For the first time in two years, Eberly Dean Gregory Dunaway greeted students from the stage at the WVU Coliseum before shaking their hands as they received their diplomas. Eberly’s commencement ceremonies were back in person after a hiatus forced by the COVID-19 pandemic.

Approximately 1,000 students attended Eberly’s graduate and undergraduate commencement ceremonies on Sunday, May 15, 2022. They were joined by their friends and family, faculty and staff from Eberly College, WVU President E. Gordon Gee and University officials.

Students are finished taking final exams once they graduate, but according to President Gee, life itself has become similar to an endless final exam with ever-shifting questions. He shared his own message of hope for the future, commending graduates on their resilience and perseverance that got them to this point.

“In seemingly hopeless times, resilience arms us against despair and builds the courage to overcome obstacles,” he said. “And the hope you have honed to survive and thrive over the past two years will serve you well throughout your lives.”

Dean Dunaway commended students for succeeding in the face of great adversity during their time at WVU and reminded them that, while times have been hard, they can and will contribute to a brighter future. 

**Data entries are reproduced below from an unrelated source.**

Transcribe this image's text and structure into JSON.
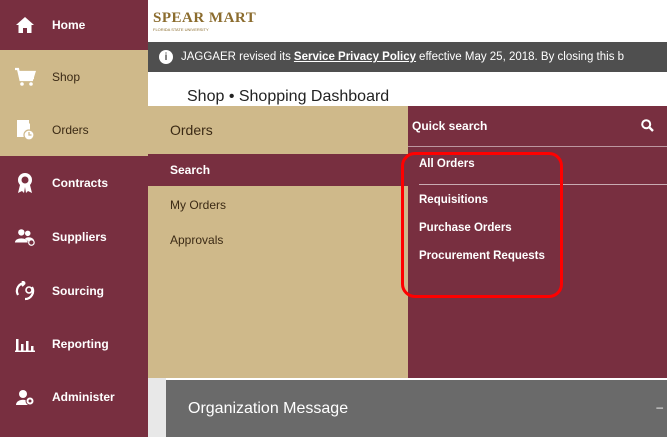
{
  "nav": {
    "items": [
      {
        "label": "Home",
        "icon": "home-icon"
      },
      {
        "label": "Shop",
        "icon": "cart-icon"
      },
      {
        "label": "Orders",
        "icon": "orders-icon"
      },
      {
        "label": "Contracts",
        "icon": "award-icon"
      },
      {
        "label": "Suppliers",
        "icon": "people-icon"
      },
      {
        "label": "Sourcing",
        "icon": "sourcing-icon"
      },
      {
        "label": "Reporting",
        "icon": "chart-icon"
      },
      {
        "label": "Administer",
        "icon": "gear-icon"
      }
    ]
  },
  "header": {
    "logo": "SPEAR MART",
    "logo_sub": "FLORIDA STATE UNIVERSITY"
  },
  "notice": {
    "text_before": "JAGGAER revised its",
    "link": "Service Privacy Policy",
    "text_after": "effective May 25, 2018. By closing this b"
  },
  "breadcrumb": "Shop  •  Shopping Dashboard",
  "flyout": {
    "title": "Orders",
    "items": [
      "Search",
      "My Orders",
      "Approvals"
    ],
    "quick_search_placeholder": "Quick search",
    "results": [
      "All Orders",
      "Requisitions",
      "Purchase Orders",
      "Procurement Requests"
    ]
  },
  "org_message": {
    "title": "Organization Message",
    "tail": "–"
  },
  "colors": {
    "garnet": "#782f40",
    "gold": "#cfb98a",
    "notice_bg": "#4f4f4f",
    "highlight": "#ff0000"
  }
}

Dean Dunaway addresses the crowd of graduates"Our world demands that it be led by those who are not only highly educated and trained but by those who possess a desire to make our world a better place, a more respectful and just place, one that values the diversity of humanity and by those who will endeavor to persevere in accomplishing these goals," he said. "You might say individuals who possess a Mountaineer spirit. You are such individuals."

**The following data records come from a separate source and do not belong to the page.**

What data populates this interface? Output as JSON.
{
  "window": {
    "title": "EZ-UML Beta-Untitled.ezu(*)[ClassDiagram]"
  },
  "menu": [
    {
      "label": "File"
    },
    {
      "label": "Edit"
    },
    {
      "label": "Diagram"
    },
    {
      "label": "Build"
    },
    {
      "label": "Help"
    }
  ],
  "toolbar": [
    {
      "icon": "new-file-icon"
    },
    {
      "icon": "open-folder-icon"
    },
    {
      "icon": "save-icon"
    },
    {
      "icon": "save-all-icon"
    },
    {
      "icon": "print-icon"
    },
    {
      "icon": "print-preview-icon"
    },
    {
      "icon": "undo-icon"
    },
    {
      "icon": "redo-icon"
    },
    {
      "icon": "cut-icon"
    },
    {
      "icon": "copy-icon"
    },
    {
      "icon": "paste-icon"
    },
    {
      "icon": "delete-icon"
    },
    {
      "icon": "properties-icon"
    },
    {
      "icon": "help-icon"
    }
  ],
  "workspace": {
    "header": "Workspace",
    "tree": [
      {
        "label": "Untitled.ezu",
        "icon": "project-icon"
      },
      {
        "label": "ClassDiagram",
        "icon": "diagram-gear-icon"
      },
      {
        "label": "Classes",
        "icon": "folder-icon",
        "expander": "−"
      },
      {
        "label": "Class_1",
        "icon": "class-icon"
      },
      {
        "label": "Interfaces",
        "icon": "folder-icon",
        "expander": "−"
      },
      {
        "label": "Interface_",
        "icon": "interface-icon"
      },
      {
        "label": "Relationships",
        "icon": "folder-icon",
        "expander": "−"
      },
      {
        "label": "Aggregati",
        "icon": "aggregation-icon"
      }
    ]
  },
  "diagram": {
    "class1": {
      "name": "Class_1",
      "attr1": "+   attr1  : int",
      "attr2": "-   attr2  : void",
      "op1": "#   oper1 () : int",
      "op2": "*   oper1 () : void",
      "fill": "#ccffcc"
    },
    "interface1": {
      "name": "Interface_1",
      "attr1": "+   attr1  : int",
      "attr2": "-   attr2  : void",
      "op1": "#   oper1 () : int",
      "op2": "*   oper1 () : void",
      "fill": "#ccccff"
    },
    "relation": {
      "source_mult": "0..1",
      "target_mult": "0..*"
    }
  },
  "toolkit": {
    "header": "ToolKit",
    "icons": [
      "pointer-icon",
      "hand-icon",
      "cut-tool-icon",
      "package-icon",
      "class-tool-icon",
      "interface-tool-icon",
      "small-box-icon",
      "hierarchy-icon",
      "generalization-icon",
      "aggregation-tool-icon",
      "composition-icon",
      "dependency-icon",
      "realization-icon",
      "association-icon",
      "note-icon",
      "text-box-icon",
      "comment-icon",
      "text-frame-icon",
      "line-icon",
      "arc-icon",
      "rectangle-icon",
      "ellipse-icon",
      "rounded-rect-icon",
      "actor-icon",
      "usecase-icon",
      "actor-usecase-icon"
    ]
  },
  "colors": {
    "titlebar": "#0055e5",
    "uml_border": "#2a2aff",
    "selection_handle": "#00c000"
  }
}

Honorary Doctoral Degree recipient Denise Giardina, a West Virginia native, citizen advocate and an award-winning author with six novels, addressed graduate degree candidates at Eberly’s first ceremony. She shared a story from her teenage years, when her mother bought her a book because their local librarian would not allow them to borrow it.

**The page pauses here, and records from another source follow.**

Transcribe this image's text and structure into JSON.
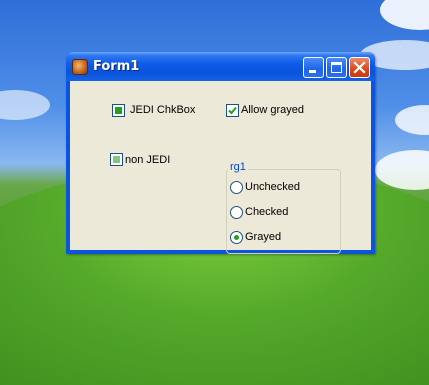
{
  "window": {
    "title": "Form1"
  },
  "controls": {
    "jedi_chkbox_label": "JEDI ChkBox",
    "allow_grayed_label": "Allow grayed",
    "non_jedi_label": "non JEDI",
    "allow_grayed_checked": true,
    "jedi_chkbox_state": "grayed",
    "non_jedi_state": "grayed"
  },
  "radio_group": {
    "caption": "rg1",
    "options": [
      "Unchecked",
      "Checked",
      "Grayed"
    ],
    "selected": "Grayed"
  },
  "colors": {
    "check_green": "#21a121",
    "titlebar_blue": "#0a53dc",
    "client_bg": "#ece9d8",
    "group_caption": "#0046d5"
  }
}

The book was Lord of the Flies, and Giardina was deemed too young to read it. Her mother bought it from a local bookstore, gave it to her and told her not to let anyone tell her she can’t read something – a lesson Giardina shared with the audience.

“Reading freely and asking questions is an essential component of a democratic society, and the questions that grow from that reading are more important and more necessary than the answers,” she said.

She encouraged the audience to always ask questions and to beware of anyone who tries to limit their ability to do so.

In the second ceremony of the day, Presidential Honorary Degree recipient Stavros Lambrinidis, ambassador of the European Union to the United States, also encouraged the audience to ask questions. Specifically, he told graduates to ask one important question as they move into the next chapter of their lives: why?

“More important than knowing what you want to do or how you want to do it, take the time to ask yourself why you want to do it,” he said. “In my experience, knowing your ‘why’ is fundamental to fulfilling your life’s promise, whatever it may be, and to use your potential to its fullest, to make good choices, and to succeed in a broader sense as a person with character.”

2022 Day of Giving

West Virginia University held its 2022 Day of Giving on March 9. To all who participated, thank you for supporting Eberly College! We couldn’t do it without you.

Here are a few highlights:

  • Elizabeth Dingess-Hammond and Derek Hammond gave $25,000 to establish the Fisher and Madeline R. Chafin Scholarship, which will help students from southern West Virginia majoring in the sciences at Eberly College.
  • Rebecca and Tim Chaffman gave a $10,000 matching gift to the Eberly Greatest Needs Fund to help us tackle rising challenges and opportunities.
  • Alexander Cruz gave $1,500 to the Global Medical and Dental Brigades Fund to allow students to travel the world and teach others how to live a healthier lifestyle.
  • Joseph Denny gave $1,300 to the School of Social Work Opportunity Fund to provide support for faculty and students giving back to the state in the field of social work.